Caches in Commercial ProcessorsPentium III (high performance processor) • Requires fast access to instructions and data • 2 cache levels • Level 1 – • 16KB instruction • 2-way set-associative organization (instructions not normally modified during execution) • 16KB data • 4-way set associative organization • Can use either writeback or write through policy • Level 2 • Much larger
Level 2 Cache of Pentium III • Can be implemented external to processor • Katmai • 512KB • Implemented using SRAM memory • 4-way set-associative organization • Uses either write-back or write through protocol, programmable on a per-block basis. • Cache bus is 64-bits wide
Level 2 Cache of Pentium III • Can be integrated with processor • Coppermine • 256KB • 8-way set-associative organization • Cache bus is 256-bits wide
Which method is better? • External cache • allows larger cache • Larger data path width not available because of pins needed and increased power consumption of output drivers • Has slower clock speeds (Katmai driven at half processor speed; coppermine driven at full processor speed) • Internal cache • Reduces latency, increases bandwidth because of wider path • Processor chip becomes much larger, making it much more difficult to fabricate.
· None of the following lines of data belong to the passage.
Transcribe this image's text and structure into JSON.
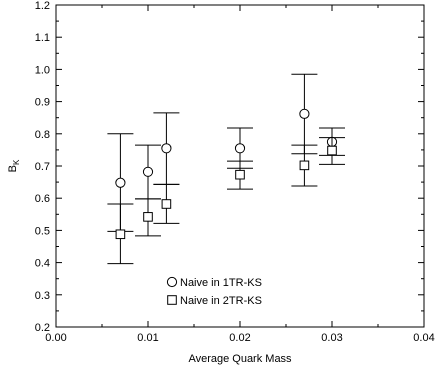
{
  "chart_data": {
    "type": "scatter",
    "xlabel": "Average Quark Mass",
    "ylabel_main": "B",
    "ylabel_sub": "K",
    "xlim": [
      0.0,
      0.04
    ],
    "ylim": [
      0.2,
      1.2
    ],
    "xticks": [
      0.0,
      0.01,
      0.02,
      0.03,
      0.04
    ],
    "xtick_labels": [
      "0.00",
      "0.01",
      "0.02",
      "0.03",
      "0.04"
    ],
    "yticks": [
      0.2,
      0.3,
      0.4,
      0.5,
      0.6,
      0.7,
      0.8,
      0.9,
      1.0,
      1.1,
      1.2
    ],
    "ytick_labels": [
      "0.2",
      "0.3",
      "0.4",
      "0.5",
      "0.6",
      "0.7",
      "0.8",
      "0.9",
      "1.0",
      "1.1",
      "1.2"
    ],
    "grid": false,
    "legend_position": "lower-center",
    "series": [
      {
        "name": "Naive in 1TR-KS",
        "marker": "circle",
        "points": [
          {
            "x": 0.007,
            "y": 0.648,
            "ylo": 0.497,
            "yhi": 0.8
          },
          {
            "x": 0.01,
            "y": 0.682,
            "ylo": 0.598,
            "yhi": 0.765
          },
          {
            "x": 0.012,
            "y": 0.755,
            "ylo": 0.643,
            "yhi": 0.865
          },
          {
            "x": 0.02,
            "y": 0.755,
            "ylo": 0.693,
            "yhi": 0.818
          },
          {
            "x": 0.027,
            "y": 0.862,
            "ylo": 0.738,
            "yhi": 0.985
          },
          {
            "x": 0.03,
            "y": 0.775,
            "ylo": 0.733,
            "yhi": 0.818
          }
        ]
      },
      {
        "name": "Naive in 2TR-KS",
        "marker": "square",
        "points": [
          {
            "x": 0.007,
            "y": 0.488,
            "ylo": 0.397,
            "yhi": 0.582
          },
          {
            "x": 0.01,
            "y": 0.542,
            "ylo": 0.483,
            "yhi": 0.598
          },
          {
            "x": 0.012,
            "y": 0.582,
            "ylo": 0.522,
            "yhi": 0.643
          },
          {
            "x": 0.02,
            "y": 0.673,
            "ylo": 0.628,
            "yhi": 0.715
          },
          {
            "x": 0.027,
            "y": 0.702,
            "ylo": 0.638,
            "yhi": 0.765
          },
          {
            "x": 0.03,
            "y": 0.748,
            "ylo": 0.705,
            "yhi": 0.788
          }
        ]
      }
    ]
  }
}
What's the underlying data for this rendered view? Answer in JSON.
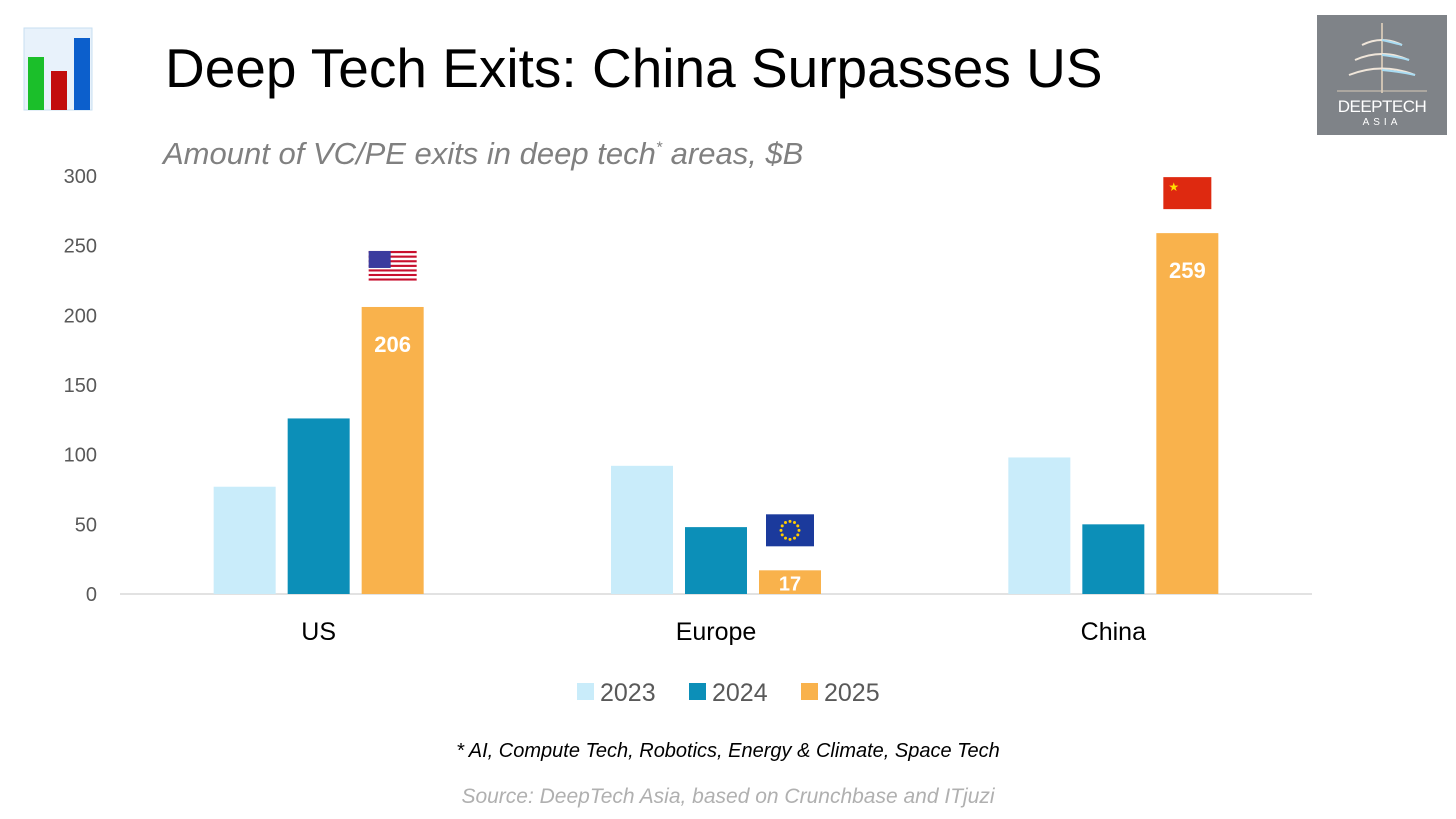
{
  "header": {
    "title": "Deep Tech Exits: China Surpasses US",
    "subtitle_main": "Amount of VC/PE exits in deep tech",
    "subtitle_sup": "*",
    "subtitle_end": " areas, $B",
    "chart_icon": "bar-chart-icon",
    "logo_text_1": "DEEPTECH",
    "logo_text_2": "ASIA"
  },
  "chart_data": {
    "type": "bar",
    "title": "Deep Tech Exits: China Surpasses US",
    "subtitle": "Amount of VC/PE exits in deep tech* areas, $B",
    "xlabel": "",
    "ylabel": "",
    "ylim": [
      0,
      300
    ],
    "yticks": [
      0,
      50,
      100,
      150,
      200,
      250,
      300
    ],
    "grid": false,
    "legend_position": "bottom",
    "categories": [
      "US",
      "Europe",
      "China"
    ],
    "flags": [
      "us-flag-icon",
      "eu-flag-icon",
      "china-flag-icon"
    ],
    "series": [
      {
        "name": "2023",
        "color": "#c9ecfa",
        "values": [
          77,
          92,
          98
        ]
      },
      {
        "name": "2024",
        "color": "#0c8fb8",
        "values": [
          126,
          48,
          50
        ]
      },
      {
        "name": "2025",
        "color": "#f9b24c",
        "values": [
          206,
          17,
          259
        ],
        "labels": [
          "206",
          "17",
          "259"
        ]
      }
    ]
  },
  "footer": {
    "footnote": "* AI, Compute Tech, Robotics, Energy & Climate, Space Tech",
    "source": "Source: DeepTech Asia, based on Crunchbase and ITjuzi"
  }
}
Pentium 4 Caches • Can have up to 3 levels of cache • L1 • Data cache (8 Kbytes) • 4-way set-associative organization • Cache block 64K bytes • Write through policy is used on writes • Integer data can be accessed from data cache in 2 clock cycles (less than 2 ns) • Instruction cache does not hold normal instructions (rather already decoded versions of instructions).
L2 of Pentium 4 Unified cache of 256K bytes 8-way set-associative Write-back policy Access latency is 7 clock cycles Implemented on processor chip. L3 cache also available for on-chip but not for desktops, intended for servers.